2×1 en audífonos, ¿verdades o milagros?

POR EN Audífonos SIN COMENTARIOS , , , , , , , , ,

  • Cuando se compran unos audífonos es importante tener en cuenta que “lo barato sale caro”.
  • Aunque tengan el mismo aspecto exterior, existen grandes diferencias de calidad entre audífonos.

Cualquier tipo de sordera, por leve o complicada que sea, es difícil que se corrija a la perfección, incluso con audífonos de alta calidad. A pesar de eso, hoy me gustaría explicarles cómo se diferencian los audífonos caros de los baratos. Porque aunque dos audífonos sean de apariencia visual similar, lo importante, como la mayoría de las cosas en la vida, está en el interior. Y como con la salud no se juega, las “gangas” tampoco son del todo útiles. Os cuento porqué.

¿Qué se esconde dentro de los audífonos aparentemente de calidad?

Imaginemos varios audífonos con idénticas carcasas, exactamente iguales. Son pequeñas, con colores que los hacen disimulados e incluso atractivos, en comparación con los de antaño. Aunque todas las carcasas sean exactas, su interior, que el usuario no puede abrir porque se estropearía, es completamente diferente. ¿En qué? En los componentes electrónicos que, en caso de ser de calidad, llevan infinidad de circuitos con algoritmos y procesos matemáticos que nos permiten entender mucho mejor en ambientes ruidosos.

Los que no son de calidad llevan poquísima electrónica. Aunque todos se programen con ordenador, creen una “sensación de alta calidad” y deslumbren al inexperto del tema, los audífonos de más baja calidad incorporan la electrónica justa para amplificar y “dar el efecto” de oír más, pero al poco tiempo el usuario se da cuenta de que le falta mucho para oír mejor. Y, como he dicho antes, todos los audífonos tienen exactamente el mismo aspecto,  ¡son idénticos!

Sin conocimiento de causa, lógicamente el comprador piensa que los “aparatos” que le han “vendido” suponen una “oferta extraordinaria”, porque le han salido a “mitad de precio”. En realidad, esta ganga por la que ha pagado ¿o tirado?  mucho dinero y acabará en un cajón, abandonado y, lo que es peor, supondrá una decepción en el usuario, que pensará que “todos los audífonos” son malos. Seguramente, donde se los vendieron le dijeron, con mucha simpatía, que sus nuevos audífonos eran de los mejores.

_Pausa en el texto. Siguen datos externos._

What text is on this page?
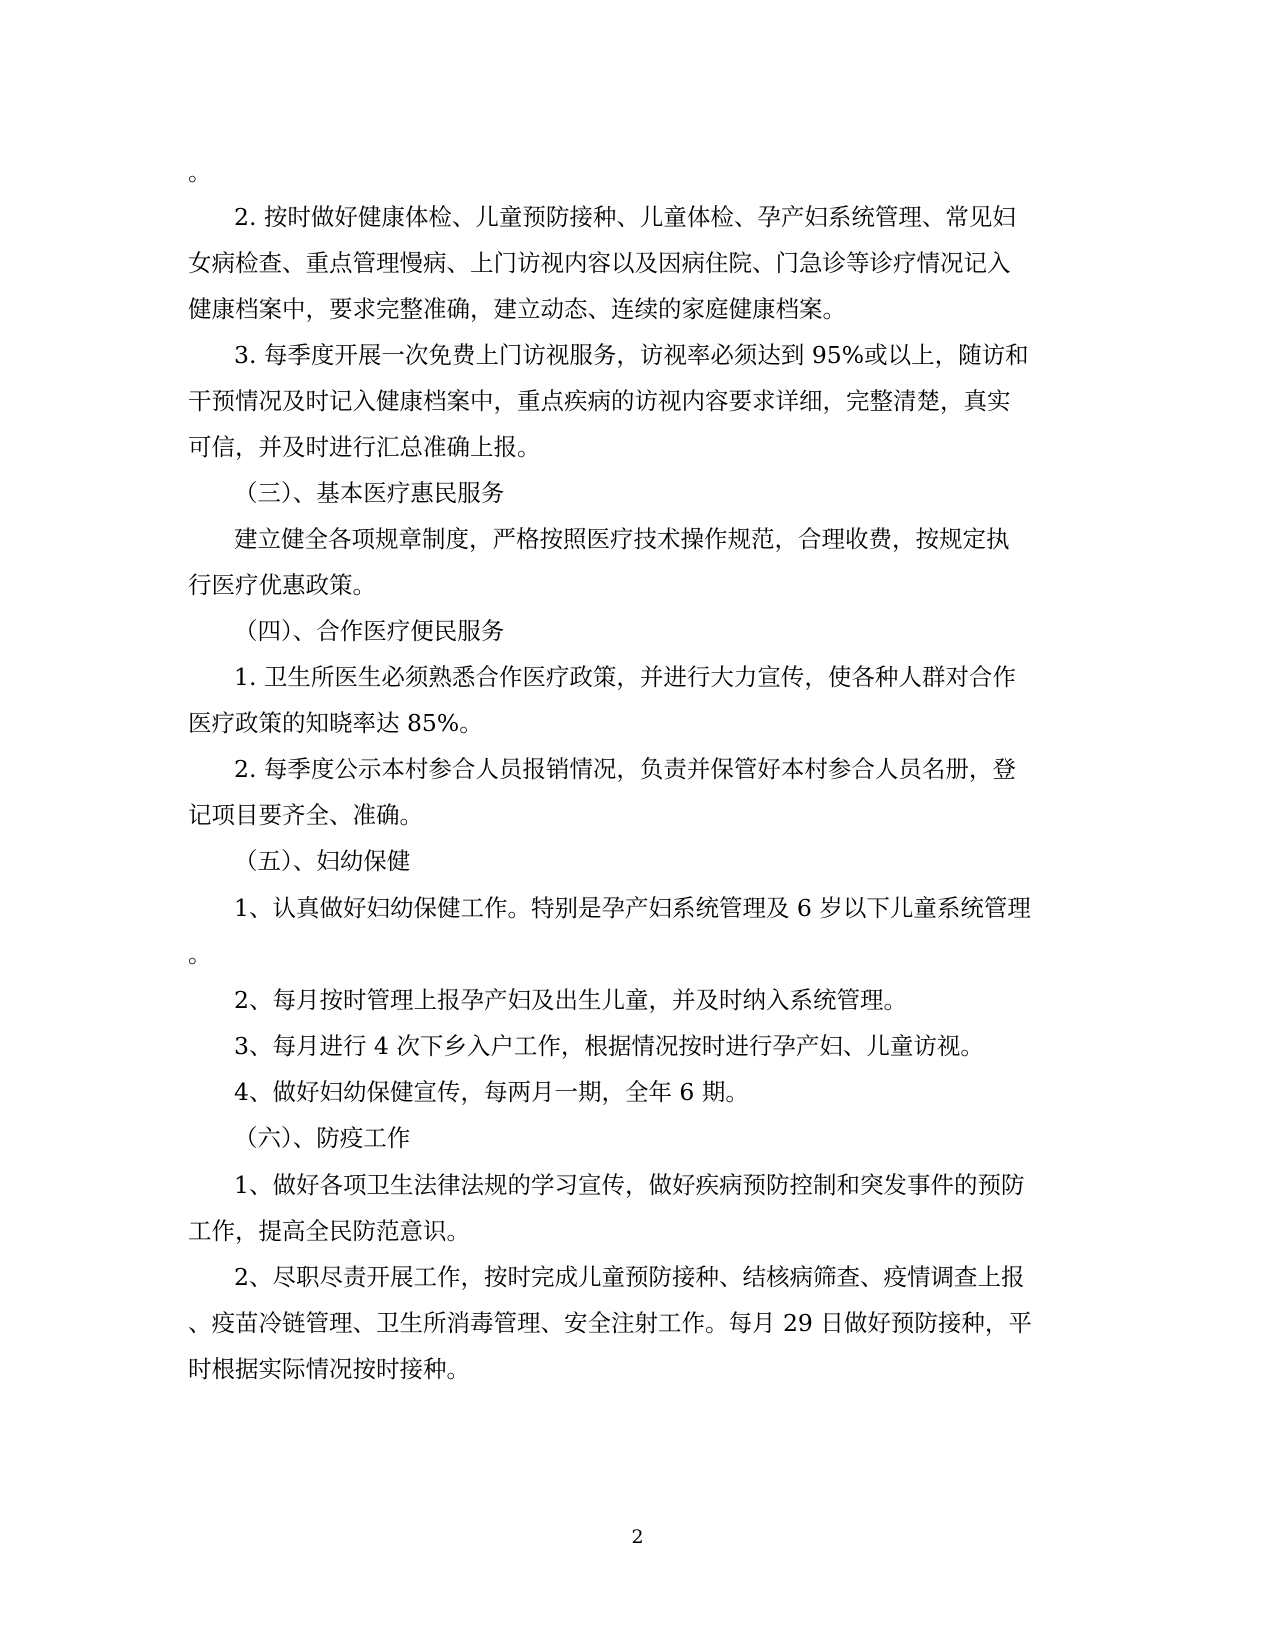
。
2. 按时做好健康体检、儿童预防接种、儿童体检、孕产妇系统管理、常见妇
女病检查、重点管理慢病、上门访视内容以及因病住院、门急诊等诊疗情况记入
健康档案中，要求完整准确，建立动态、连续的家庭健康档案。
3. 每季度开展一次免费上门访视服务，访视率必须达到 95%或以上，随访和
干预情况及时记入健康档案中，重点疾病的访视内容要求详细，完整清楚，真实
可信，并及时进行汇总准确上报。
（三）、基本医疗惠民服务
建立健全各项规章制度，严格按照医疗技术操作规范，合理收费，按规定执
行医疗优惠政策。
（四）、合作医疗便民服务
1. 卫生所医生必须熟悉合作医疗政策，并进行大力宣传，使各种人群对合作
医疗政策的知晓率达 85%。
2. 每季度公示本村参合人员报销情况，负责并保管好本村参合人员名册，登
记项目要齐全、准确。
（五）、妇幼保健
1、认真做好妇幼保健工作。特别是孕产妇系统管理及 6 岁以下儿童系统管理
。
2、每月按时管理上报孕产妇及出生儿童，并及时纳入系统管理。
3、每月进行 4 次下乡入户工作，根据情况按时进行孕产妇、儿童访视。
4、做好妇幼保健宣传，每两月一期，全年 6 期。
（六）、防疫工作
1、做好各项卫生法律法规的学习宣传，做好疾病预防控制和突发事件的预防
工作，提高全民防范意识。
2、尽职尽责开展工作，按时完成儿童预防接种、结核病筛查、疫情调查上报
、疫苗冷链管理、卫生所消毒管理、安全注射工作。每月 29 日做好预防接种，平
时根据实际情况按时接种。
2
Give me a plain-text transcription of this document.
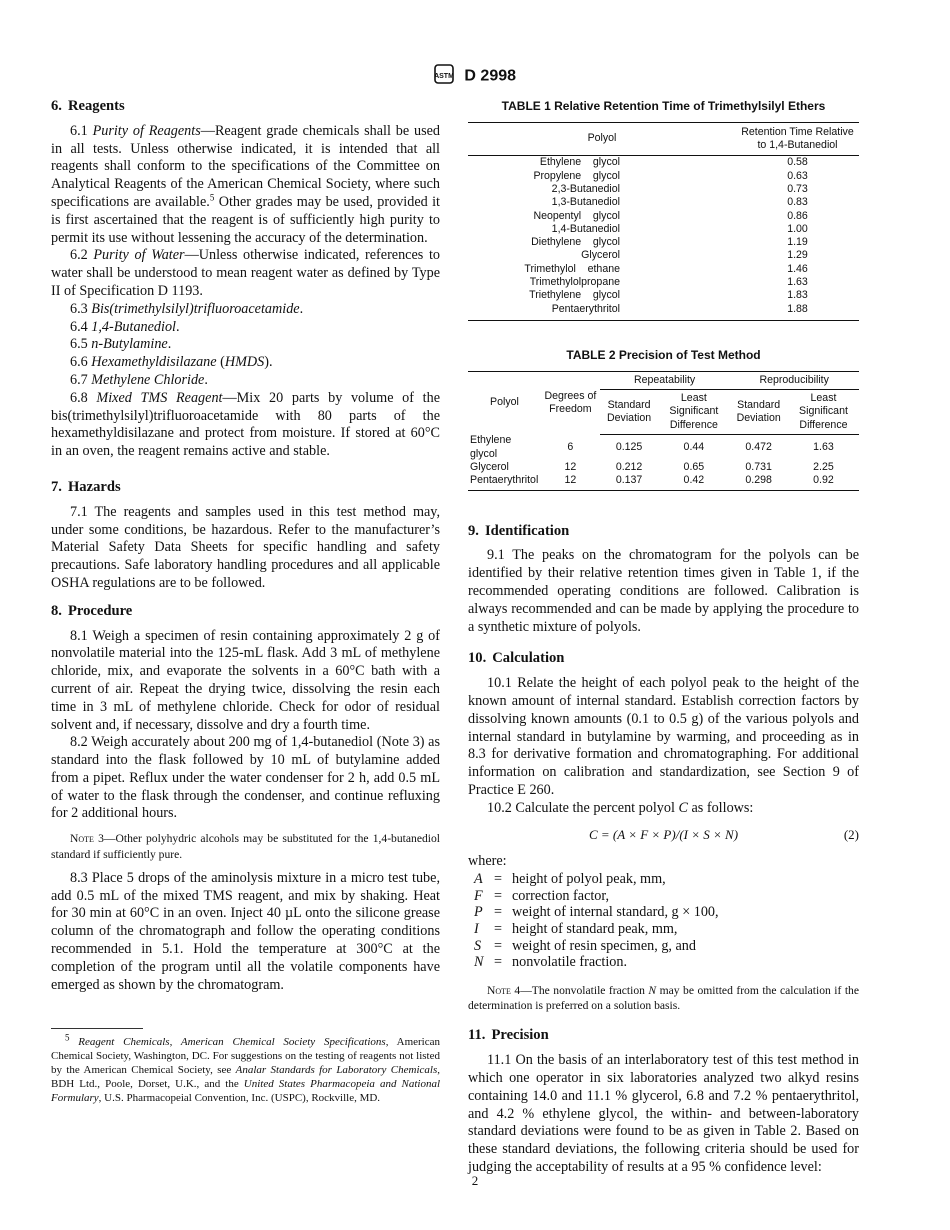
ASTM D 2998
6. Reagents

6.1 Purity of Reagents—Reagent grade chemicals shall be used in all tests. Unless otherwise indicated, it is intended that all reagents shall conform to the specifications of the Committee on Analytical Reagents of the American Chemical Society, where such specifications are available.$^5$ Other grades may be used, provided it is first ascertained that the reagent is of sufficiently high purity to permit its use without lessening the accuracy of the determination.

6.2 Purity of Water—Unless otherwise indicated, references to water shall be understood to mean reagent water as defined by Type II of Specification D 1193.

6.3 Bis(trimethylsilyl)trifluoroacetamide.

6.4 1,4-Butanediol.

6.5 n-Butylamine.

6.6 Hexamethyldisilazane (HMDS).

6.7 Methylene Chloride.

6.8 Mixed TMS Reagent—Mix 20 parts by volume of the bis(trimethylsilyl)trifluoroacetamide with 80 parts of the hexamethyldisilazane and protect from moisture. If stored at 60°C in an oven, the reagent remains active and stable.

7. Hazards

7.1 The reagents and samples used in this test method may, under some conditions, be hazardous. Refer to the manufacturer’s Material Safety Data Sheets for specific handling and safety precautions. Safe laboratory handling procedures and all applicable OSHA regulations are to be followed.

8. Procedure

8.1 Weigh a specimen of resin containing approximately 2 g of nonvolatile material into the 125-mL flask. Add 3 mL of methylene chloride, mix, and evaporate the solvents in a 60°C bath with a current of air. Repeat the drying twice, dissolving the resin each time in 3 mL of methylene chloride. Check for odor of residual solvent and, if necessary, dissolve and dry a fourth time.

8.2 Weigh accurately about 200 mg of 1,4-butanediol (Note 3) as standard into the flask followed by 10 mL of butylamine added from a pipet. Reflux under the water condenser for 2 h, add 0.5 mL of water to the flask through the condenser, and continue refluxing for 2 additional hours.

Note 3—Other polyhydric alcohols may be substituted for the 1,4-butanediol standard if sufficiently pure.

8.3 Place 5 drops of the aminolysis mixture in a micro test tube, add 0.5 mL of the mixed TMS reagent, and mix by shaking. Heat for 30 min at 60°C in an oven. Inject 40 µL onto the silicone grease column of the chromatograph and follow the operating conditions recommended in 5.1. Hold the temperature at 300°C at the completion of the program until all the volatile components have emerged as shown by the chromatogram.

$^5$ Reagent Chemicals, American Chemical Society Specifications, American Chemical Society, Washington, DC. For suggestions on the testing of reagents not listed by the American Chemical Society, see Analar Standards for Laboratory Chemicals, BDH Ltd., Poole, Dorset, U.K., and the United States Pharmacopeia and National Formulary, U.S. Pharmacopeial Convention, Inc. (USPC), Rockville, MD.

TABLE 1 Relative Retention Time of Trimethylsilyl Ethers
Polyol	Retention Time Relative to 1,4-Butanediol
Ethylene    glycol	0.58
Propylene    glycol	0.63
2,3-Butanediol	0.73
1,3-Butanediol	0.83
Neopentyl    glycol	0.86
1,4-Butanediol	1.00
Diethylene    glycol	1.19
Glycerol	1.29
Trimethylol    ethane	1.46
Trimethylolpropane	1.63
Triethylene    glycol	1.83
Pentaerythritol	1.88
TABLE 2 Precision of Test Method
Polyol	Degrees of Freedom	Repeatability		Reproducibility	
		Standard Deviation	Least Significant Difference	Standard Deviation	Least Significant Difference
Ethylene glycol	6	0.125	0.44	0.472	1.63
Glycerol	12	0.212	0.65	0.731	2.25
Pentaerythritol	12	0.137	0.42	0.298	0.92
9. Identification

9.1 The peaks on the chromatogram for the polyols can be identified by their relative retention times given in Table 1, if the recommended operating conditions are followed. Calibration is always recommended and can be made by applying the procedure to a synthetic mixture of polyols.

10. Calculation

10.1 Relate the height of each polyol peak to the height of the known amount of internal standard. Establish correction factors by dissolving known amounts (0.1 to 0.5 g) of the various polyols and internal standard in butylamine by warming, and proceeding as in 8.3 for derivative formation and chromatographing. For additional information on calibration and standardization, see Section 9 of Practice E 260.

10.2 Calculate the percent polyol C as follows:

C = (A × F × P)/(I × S × N)	(2)

where:

A = height of polyol peak, mm,
F = correction factor,
P = weight of internal standard, g × 100,
I	= height of standard peak, mm,
S = weight of resin specimen, g, and
N = nonvolatile fraction.

Note 4—The nonvolatile fraction N may be omitted from the calculation if the determination is preferred on a solution basis.

11. Precision

11.1 On the basis of an interlaboratory test of this test method in which one operator in six laboratories analyzed two alkyd resins containing 14.0 and 11.1 % glycerol, 6.8 and 7.2 % pentaerythritol, and 4.2 % ethylene glycol, the within- and between-laboratory standard deviations were found to be as given in Table 2. Based on these standard deviations, the following criteria should be used for judging the acceptability of results at a 95 % confidence level:

2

Jugar con la ignorancia: entender no es lo mismo que oír

Es muy importante recordar que no hay milagros ni trucos mágicos que hagan oír y entender a precios muy económicos. Entender no es lo mismo que oír. Solo oír supone oír se oyen todos los sonidos de ruidos y palabras mezclados, con resonancias e incomodidades. Hay que lograr llegar a entender el máximo posible. Pero, si muchas veces ya es difícil que personas deficitarias auditivamente con audífonos de alta calidad consigan entender, ¿cómo creen que se puede lograr corregir estos problemas de salud con ofertas de ganga?

La solución

Ante el hecho real de que “lo barato sale caro”, principalmente en el ámbito sanitario, nuestra recomendación es asumir que los audífonos de media-alta calidad no pueden ser “baratísimos”. Es mejor ahorrar un poco o preguntar por financiación. Si no conoce a nadie que le pueda recomendar un centro auditivo de confianza, que le haya solucionado verdaderamente el problema, o gran parte de él, puede visitar varios centros auditivos que le aseguren una adaptación continuada. Debe tener presente que la adaptación de unos audífonos requiere una atención extendida, ya que los años pasan y nunca se tiene la misma audición, ya sea por enfermedades, estados nerviosos, etc. que hacen que se deban reprogramar los audífonos, muchas veces sin necesidad de comprar otros. ¡Esto sí que es ahorro!